New research reduces concern that non-nicotine medications could cause neuropsychiatric issues.
An international team of investigators compared the smoking cessation aids varenicline (marketed as Chantix in the U.S.) and bupropion (Zyban) to the nicotine patch and a placebo.
As reported in the journal The Lancet, researchers discovered the medications were not associated with a significant increase in neuropsychiatric adverse events.
“There are one billion smokers in the world and nearly six million smoking-related deaths each year, but there are only three approved medication treatments for quitting: nicotine replacement therapies like the patch and the two non-nicotine medications, bupropion, and varenicline,” said Robert Anthenelli, M.D., professor of psychiatry, at University of California San Diego School of Medicine and first author of the study.
Anthenelli said the so-called EAGLES study is important because it prospectively examined the neuropsychiatric safety risks and quit-enhancing potential of the three medication classes versus placebo in a rigorous, adequately-sized, randomized controlled trial.
It is the result of a Food and Drug Administration (FDA) mandate following post-marketing reports suggesting varenicline and bupropion might cause adverse neuropsychiatric events, such as increased agitation, depression, hostility, or suicidal behavior.
The FDA requested that both medications carry boxed warnings in their labeling. This has resulted in limitation in use. The EAGLES study was funded by Pfizer and GlaxoSmithKline, makers of varenicline and bupropion, respectively, and designed in consultation with the FDA.
Authors sought to directly assess the safety and efficacy of varenicline and bupropion compared to the nicotine patch and to a placebo in smokers with and without psychiatric disorders.
Investigators conducted a randomized, controlled, double-blind trial in an examination of more than 8,000 smokers seeking to quit in 16 countries over a period from November 2011 to January 2015.
Trial participants, investigators and research personnel were blinded to who received which treatment.
“This is the first study to compare the safety and efficacy of the three first-line smoking cessation aids on the market, head-to-head, in smokers. It’s the largest double-blind smoking cessation medication trial to date,” said Anthenelli.
“And no study has done so in smokers with current or past psychiatric disorders who consume roughly 45 percent of the cigarettes sold in the U.S.”
In terms of safety, approximately two percent of non-psychiatric participants reported moderate or severe adverse neuropsychiatric events for any of the treatments. Specifically, 1.3 percent for varenicline, 2.2 percent for bupropion, 2.5 percent for the nicotine patch, and 2.4 percent for placebo.
In the cohort of participants with psychiatric disorders, moderate and severe adverse neuropsychiatric events were slightly higher across the board: 6.5 percent for varenicline, 6.7 percent for bupropion, 5.3 percent for the nicotine patch, and 4.9 percent for placebo.

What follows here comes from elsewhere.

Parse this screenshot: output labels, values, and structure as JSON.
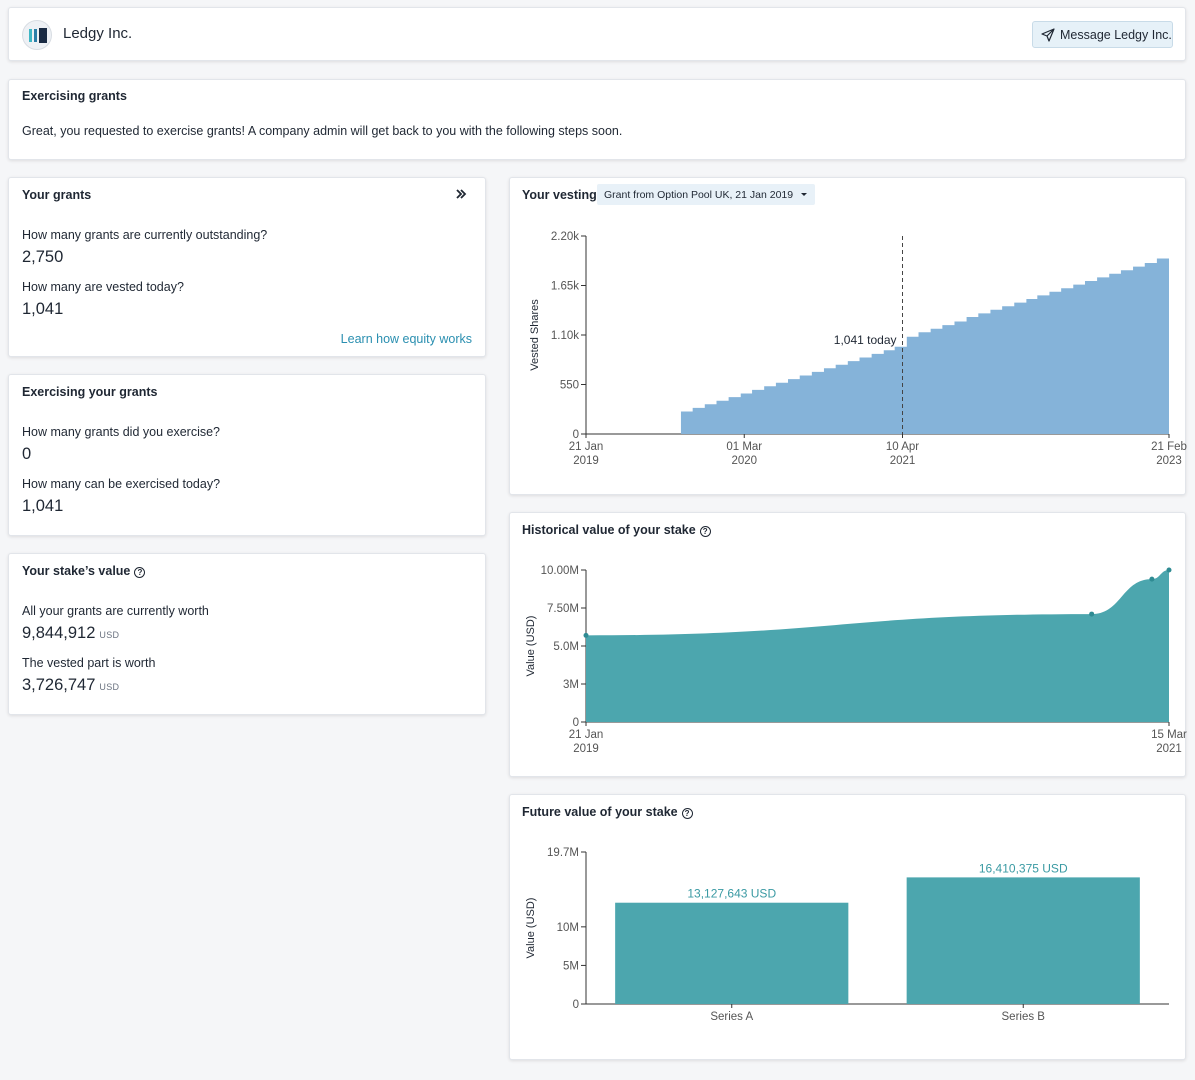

Anthenelli said the risk difference in the incidence of serious neuropsychiatric adverse events for varenicline and bupropion was not significantly higher than placebo. However, psychiatric patients trying to stop smoking are likely to have more confounding or complicating factors in treatment and appear to have a harder time quitting.
The efficacy or success rate, measured as biochemically-confirmed continuous abstinence for weeks nine to 12 after treatment began, was broadly consistent with past research and predictions.
Regardless of participants’ psychiatric status, varenicline was found to be more effective at helping smokers achieve abstinence than bupropion, the patch or placebo; bupropion and patch were more effective than the placebo.
For all of the treatment groups, the most frequent adverse events were nausea, insomnia, abnormal dreams, and headache.